On ne fait pas marcher le temps à rebours, ma chère nièce, et il serait aussi vain d’espérer qu’on restaurera entre parens et enfans les disciplines de Mme de Genlis que de mener nos recrues modernes par le régime des reîtres d’autrefois. Il faut prendre comme un fait le toupet de la nouvelle couvée, son absence de sens respectueux et compter avec tout cela… Pierre et Simone n’ont que huit ans ; nous les élevons de notre mieux ; mais ils respireront l’air ambiant, et quand eux-mêmes atteindront l’âge ingrat, nous ne les gouvernerons pas par des « Sic volo, sic jubeo… » Pour les garder dociles, il faudra les convaincre. Entraînons-les donc dès maintenant à aimer, à vouloir la discipline, en leur montrant qu’elle est une forme de l’ordre, de l’ordre que nous leur avons appris à goûter. Rabattons aussi dès maintenant leur petite superbe puérile, en leur faisant constater sans relâche leur ignorance, leur infériorité physique et intellectuelle. Evitons de nous déprécier nous-même à leurs yeux ; ne leur disons pas : « Nous ne fûmes rien et vous êtes tout. » Ne leur donnons pas surtout la sensation que nous ne comptons plus et que toute la maison ne vit que pour eux. D’abord, parce que c’est un régime immoral et absurde. Et puis, parce que cela ferait une génération de jeunes nigauds, croyant tout savoir sans avoir rien appris, tout dominer sans y avoir nul droit, — et à qui la vie ménagerait de dures ripostes.


LETTRE II


Ambleuse, 3 septembre.

J’ai consacré, chère Françoise, ma matinée d’aujourd’hui à mes pupilles, votre fils Pierre et sa cousine Simone.

Quand j’arrivai à Rein-du-Bois, vers neuf heures et demie, par un de ces temps de fin d’été où l’air sent le fruit et où l’on respire de la lumière, les gens de votre belle-sœur commençaient ce quotidien branle-bas qu’ils appellent, bien à contre-sens, le ménage. Je reçus un coup de plumeau sur mon feutre ; une brosse à parquets, s’échappant d’un pied qui cirait avec une aveugle rage, vint me heurter la cheville ; je trébuchai dans un service à thé oublié sur une marche de l’escalier ; néanmoins, j’atteignis à peu près sain et sauf la région plus paisible gouvernée par Mme Galtié et Mlle Morisset, institutrices l’une de Pierre, l’autre de Simone, et je pénétrai dans la salle d’études où les deux enfans travaillaient.

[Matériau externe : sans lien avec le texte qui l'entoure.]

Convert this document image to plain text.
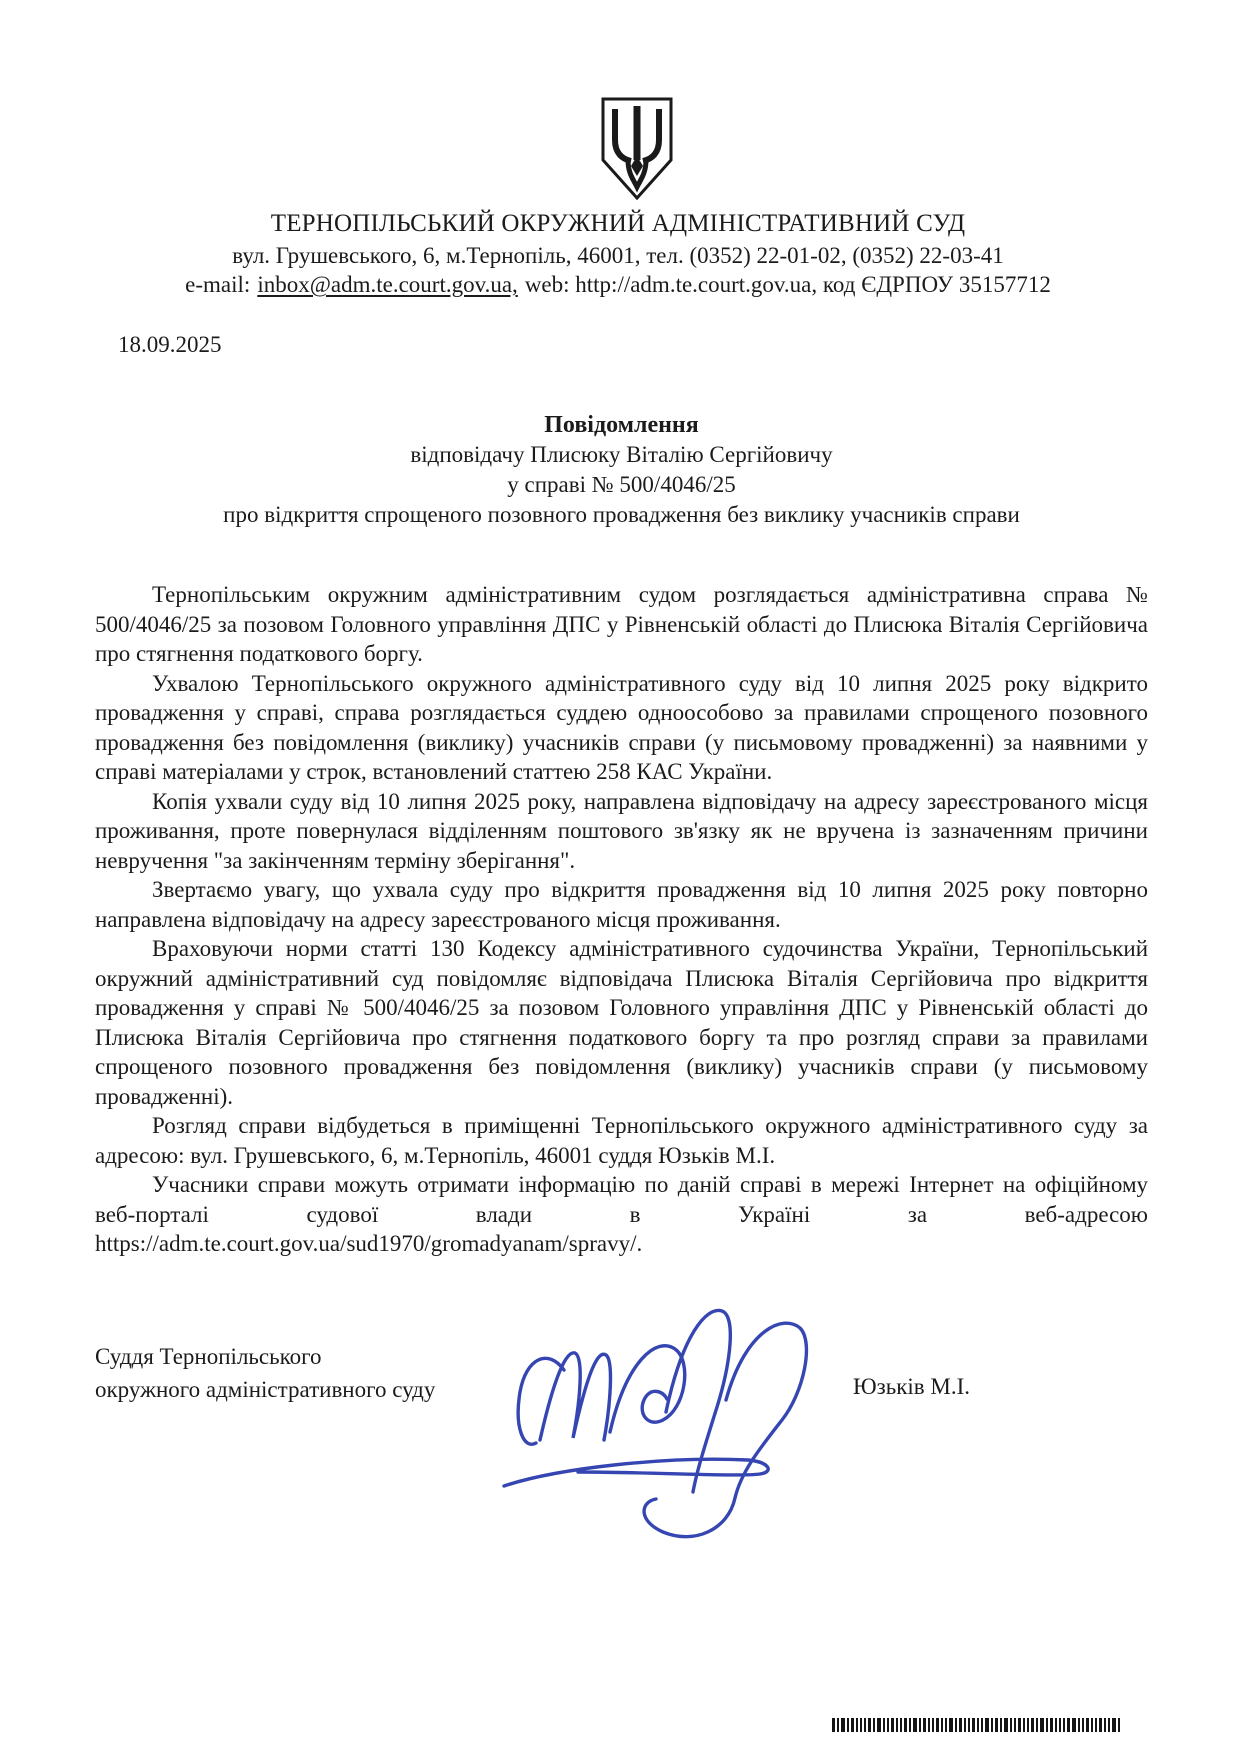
ТЕРНОПІЛЬСЬКИЙ ОКРУЖНИЙ АДМІНІСТРАТИВНИЙ СУД
вул. Грушевського, 6, м.Тернопіль, 46001, тел. (0352) 22-01-02, (0352) 22-03-41
e-mail: inbox@adm.te.court.gov.ua, web: http://adm.te.court.gov.ua, код ЄДРПОУ 35157712
18.09.2025
Повідомлення
відповідачу Плисюку Віталію Сергійовичу
у справі № 500/4046/25
про відкриття спрощеного позовного провадження без виклику учасників справи

Тернопільським окружним адміністративним судом розглядається адміністративна справа № 500/4046/25 за позовом Головного управління ДПС у Рівненській області до Плисюка Віталія Сергійовича про стягнення податкового боргу.

Ухвалою Тернопільського окружного адміністративного суду від 10 липня 2025 року відкрито провадження у справі, справа розглядається суддею одноособово за правилами спрощеного позовного провадження без повідомлення (виклику) учасників справи (у письмовому провадженні) за наявними у справі матеріалами у строк, встановлений статтею 258 КАС України.

Копія ухвали суду від 10 липня 2025 року, направлена відповідачу на адресу зареєстрованого місця проживання, проте повернулася відділенням поштового зв'язку як не вручена із зазначенням причини невручення "за закінченням терміну зберігання".

Звертаємо увагу, що ухвала суду про відкриття провадження від 10 липня 2025 року повторно направлена відповідачу на адресу зареєстрованого місця проживання.

Враховуючи норми статті 130 Кодексу адміністративного судочинства України, Тернопільський окружний адміністративний суд повідомляє відповідача Плисюка Віталія Сергійовича про відкриття провадження у справі № 500/4046/25 за позовом Головного управління ДПС у Рівненській області до Плисюка Віталія Сергійовича про стягнення податкового боргу та про розгляд справи за правилами спрощеного позовного провадження без повідомлення (виклику) учасників справи (у письмовому провадженні).

Розгляд справи відбудеться в приміщенні Тернопільського окружного адміністративного суду за адресою: вул. Грушевського, 6, м.Тернопіль, 46001 суддя Юзьків М.І.

Учасники справи можуть отримати інформацію по даній справі в мережі Інтернет на офіційному веб-порталі судової влади в Україні за веб-адресою https://adm.te.court.gov.ua/sud1970/gromadyanam/spravy/.

Суддя Тернопільського
окружного адміністративного суду	Юзьків М.І.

Depuis des mois, je n’ai plus à intervenir dans l’enseignement de Mlle Galtié et de Mlle Morisset ; elles appliquent consciencieusement une méthode qu’elles ont bien comprise, l’ayant trouvée claire et simple, et qui les émerveille par ses résultats. Cette méthode, Françoise, vous la connaissez : j’en ai discuté avec vous les principes dès l’époque où, attendant la venue de Françoise II, vous passiez des heures méditatives sur votre chaise longue. Elle a consisté, jusqu’à l’âge de sept ans, à n’user avec Pierre et Simone que de l’enseignement oral, sans ouvrir un livre ; à leur faire connaître le monde extérieur, non pas en les laissant expérimenter au hasard, comme l’Émile de Rousseau, mais en guidant soigneusement leurs expériences progressives ; à ne rien leur apprendre « en l’air, » c’est-à-dire rien qui ne fût relié par une chaîne continue de notions précises à leur chétive personne ; à leur inculquer l’ordre et la discipline dans l’effort ; à leur faire comprendre et parler aussi parfaitement que leur âge le comportait, non pas l’anglais ou l’allemand des bonnes, mais le français pur et correct des gens cultivés. Tout baragouinage de langue étrangère fut donc soigneusement exclu : à l’heure où la nécessité première est que l’enfant comprenne les choses, il est imbécile de compliquer le mode d’échange de ses pensées.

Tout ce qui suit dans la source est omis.